Of course, the incredibly rich art historical experience is the prime attraction of the exhibit. However, after our first tour, we went back and reexamined the pictures for decoration and ideas that can be sampled, as they say in music, or reinterpreted in my own work. Since I was trained as an art historian, in addition to studying architecture at the University of Oregon School of Architecture and Allied Arts, there is a duality in how I look at paintings. I also developed my eye further in the graduate program I attended at Winterthur, where we learned to use paintings as “primary documents,” or in other words, original objects that can be literally interpreted because their content has not changed with time (unlike written history which is edited and often authored after the fact.) Paintings offer a direct glimpse into the time and place where the work of art was made.

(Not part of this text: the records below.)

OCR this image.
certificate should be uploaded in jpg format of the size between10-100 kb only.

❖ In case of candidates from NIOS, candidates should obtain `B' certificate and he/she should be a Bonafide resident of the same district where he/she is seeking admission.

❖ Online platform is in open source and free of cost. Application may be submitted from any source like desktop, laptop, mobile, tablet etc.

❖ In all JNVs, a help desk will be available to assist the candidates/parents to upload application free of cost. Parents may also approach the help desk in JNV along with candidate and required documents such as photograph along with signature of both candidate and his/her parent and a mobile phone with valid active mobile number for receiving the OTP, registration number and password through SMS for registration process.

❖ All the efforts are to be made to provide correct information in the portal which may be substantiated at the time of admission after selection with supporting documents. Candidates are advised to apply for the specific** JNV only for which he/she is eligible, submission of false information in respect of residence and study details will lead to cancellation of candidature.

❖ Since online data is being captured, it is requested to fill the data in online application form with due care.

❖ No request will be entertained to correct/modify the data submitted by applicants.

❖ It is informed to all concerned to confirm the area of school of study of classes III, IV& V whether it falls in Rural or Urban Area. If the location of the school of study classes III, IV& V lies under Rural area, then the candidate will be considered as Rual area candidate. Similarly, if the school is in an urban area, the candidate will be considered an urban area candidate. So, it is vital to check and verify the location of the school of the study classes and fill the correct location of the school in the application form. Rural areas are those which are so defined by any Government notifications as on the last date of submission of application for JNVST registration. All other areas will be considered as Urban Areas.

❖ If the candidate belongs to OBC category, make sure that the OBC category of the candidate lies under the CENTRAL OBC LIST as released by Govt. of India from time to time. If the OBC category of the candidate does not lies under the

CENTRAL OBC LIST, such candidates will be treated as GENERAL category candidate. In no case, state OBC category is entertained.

I offer these ancient and modern insights into old time decoration.
The Artist in his Museum, Charles Wilson Peale, 1822
This is one of my favorite American paintings. The perfect combination of red curtains and dinosaur bones.
Not at Home (An Interior of the Artist’s House), Eastman Johnson, 1873
A painting that well illustrates how some late 19th rooms had cohesive decoration–not the hapless jumble of the stereotype. The band of blue decoration in the frieze is really beautiful and would be striking to replicate.
Politics in an Oyster House, Richard Caton Woodville, 1848
The details of the table and the curtains are particularly handsome.
Kiss Me and You’ll Kiss the ‘Lasses, Lilly Martin Spencer, 1856
Note the surprising flower pattern on what appears to be a kitchen floor.
The Breakfast, William McGregor Paxton, 1911
A record of a fashionable room from the period. I like the low slung architecture and the Asian antiques.
The Open Air Breakfast, William Merritt Chase, 1887
There is really no story in this painting, one of my other favorite pictures in the show. It is the view of a backyard of a townhouse on a summer day, with a seeming random set of events taking place. There are clues to a narrative, but the story of what is happening is not revealed and this makes the picture particularly captivating. Furthermore, there is much to inspire the decorator here.
I encourage you to see this exhibit and then take a second look. All the paintings in the show can be seen at metmuseum.org.
Top image: Chinese Restaurant, John Sloan, 1909; the low ceilinged red room with Chinese tables captures my imagination of what a cozy old fashioned restaurant might be.